La chute de la ville de Lyssytschansk, dans l’est de l’Ukraine, pose la question des prochaines étapes des troupes russes. Verrouiller le Donbass, continuer à avancer, négocier et ainsi sécuriser ce qui a été gagné ou diviser l’Occident? Le président russe Vladimir Poutine a de nombreuses possibilités. Pourtant ses objectifs restent flous. Voici un aperçu de cinq scénarios plausibles.
Poursuivre la progression
Les troupes russes continuent leur progression dans la région du Donbass et personne ne semble pouvoir les arrêter. Pierre Grasser, du département des relations internationales de l’université de la Sorbonne, estime que la Russie pourrait tenter de s’emparer des villes de Sloviansk et de Kramatorsk afin de contrôler complètement la région-clé.
Les troupes russes ont montré qu’elles n’étaient toutefois pas en mesure d’avancer trop loin contre l’ennemi. Le «rouleau compresseur russe fonctionne bien à proximité de leurs frontières, de leurs centres logistiques et de leurs bases aériennes», précise Pierre Razoux, de la Fondation méditerranéenne d’études stratégiques, à l’AFP. Mais «plus ils s’éloignent de leur camp, plus c’est compliqué».
Blocage de la mer Noire
Dès le début de la guerre, l’armée russe s’est emparée de la ville de Kherson, au sud de l’Ukraine. Mais la situation sur les rives de la mer Noire n’est pas stable.
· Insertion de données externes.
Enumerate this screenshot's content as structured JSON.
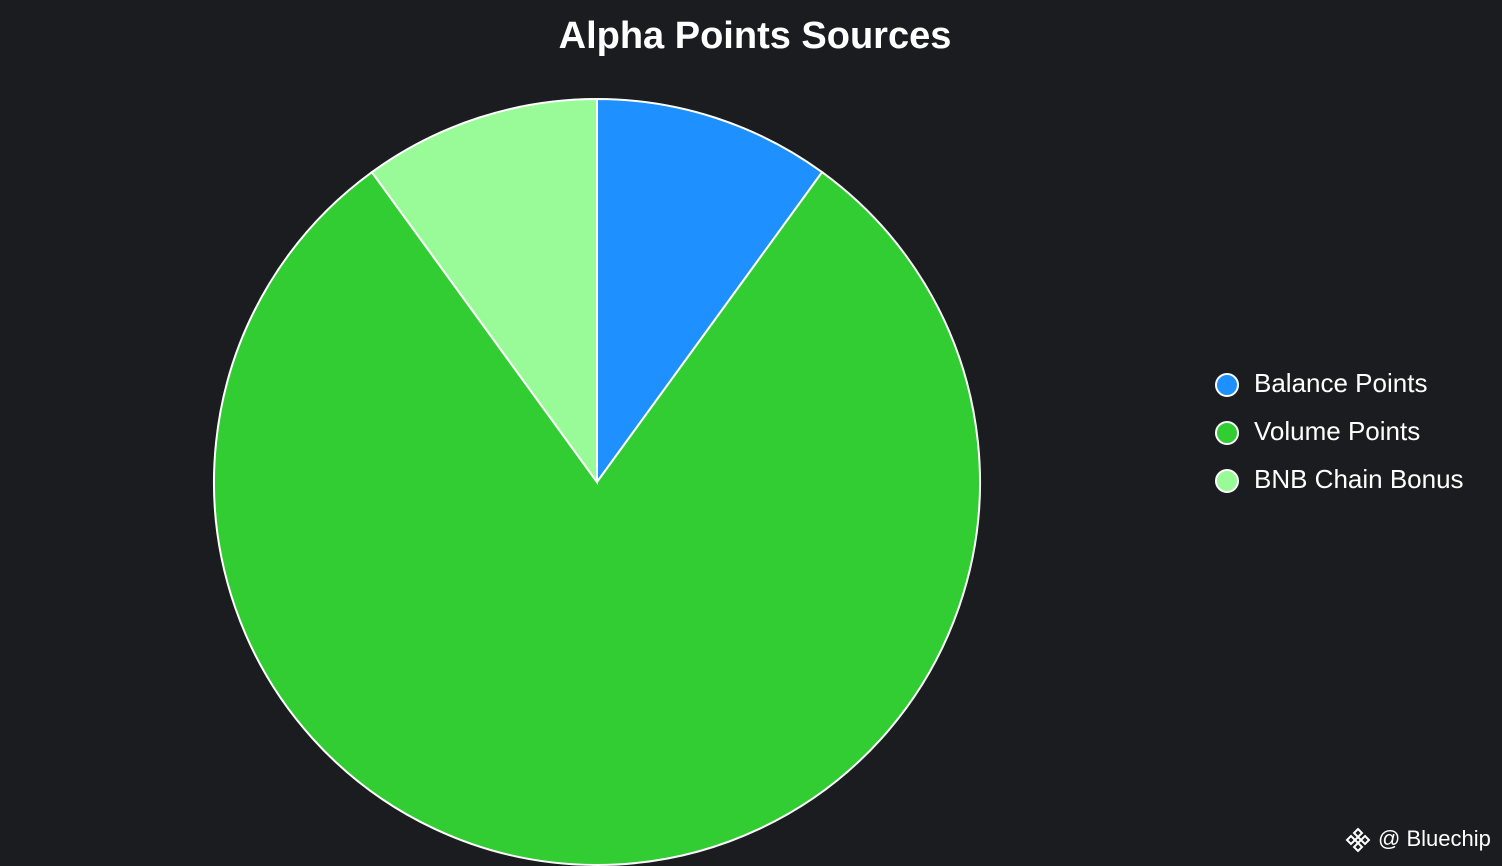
{
  "chart_data": {
    "type": "pie",
    "title": "Alpha Points Sources",
    "categories": [
      "Balance Points",
      "Volume Points",
      "BNB Chain Bonus"
    ],
    "values": [
      10,
      80,
      10
    ],
    "colors": [
      "#1e90ff",
      "#32cd32",
      "#98fb98"
    ],
    "legend": "right"
  },
  "watermark": "@ Bluechip"
}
L’expert militaire australien Mick Ryan estime que la guerre dans le sud ainsi que la «libération des ports ukrainiens de l’influence russe» sont d’une «importance stratégique capitale».
Le contrôle de la côte permettrait à Moscou de disposer d’un territoire frontière à la Crimée, annexée en 2014, donnant libre accès aux ports ukrainiens de la mer Noire. Mais «les contre-attaques au sud de l’Ukraine représentent un dilemme pour les Russes, selon Mick Ryan. Faut-il maintenir l’offensive à l’est ou renforcer les opérations au sud?»
Attaque sur Kharkiv
Kharkiv, au nord-est de l’Ukraine, est la deuxième plus grande ville du pays. Située à un jet de pierre de la frontière russe, Kharkiv est toujours sous contrôle ukrainien. Elle pourrait même être la prochaine cible de Poutine, selon l’expert Pierre Razoux.
En cas d'"incursion ukrainienne», Moscou pourrait donc contraindre les troupes ukrainiennes à choisir entre défendre Kharkiv ou se déplacer vers le sud en direction de Kherson. Si une bataille avait lieu dans la ville de Kharkiv, qui compte environ 1,4 million d’habitants, elle serait sans doute destructrice.
Fragiliser les relations avec l’Occident
A chaque nouveau succès militaire, Poutine affaiblie un peu plus la solidarité occidentale. Colin Clarke du Soufan Center de New York, une organisation spécialisée dans les dialogues stratégiques sur la sécurité mondiale, a avancé que l’objectif de la Russie était de «continuer à user les troupes ukrainiennes» et d’attendre que «le soutien politique à l’Ukraine s’affaiblisse en Occident».
C’est un constat, Kiev est sous perfusion de l’aide militaire occidentale. Mais selon Alexander Grinberg, de l’Institut de Jérusalem pour la sécurité et la stratégie, les Ukrainiens sont conscients «que l’Occident ne peut pas fournir toutes les armes lourdes dont ils ont besoin». Chaque nouvelle semaine de guerre renforce la tension de l’opinion publique occidentale en ce qui concerne l’inflation et la crise énergétique. Selon Alexander Grinberg, les États-Unis pourraient un jour simplement lancer aux Ukrainiens: «Vous ne pouvez plus continuer à résister.»
Des négociations imaginables?
La glorieuse avancée russe n’efface pas les lourdes conséquences de cette guerre: sanctions économiques, vies humaines et destruction de matériel. Selon les analystes, le chef du Kremlin aurait tout de même de bonnes raisons de mettre fin à la guerre. Fin juin, le porte-parole du Kremlin, Dmitri Peskov, avait déclaré que les soldats ukrainiens n’avaient qu’à déposer les armes et se soumettre aux exigences imposées par la Russie. «Ensuite, tout serait réglé en un jour».
Mais même si le président ukrainien Volodymyr Zelensky était tenté de troquer le Donbass contre la paix, l’aile droite de son parti refuse «tout compromis avec la Russie», selon Pierre Razoux. «Ils tolèrent un conflit gelé, mais jamais ils n’accepteront une défaite».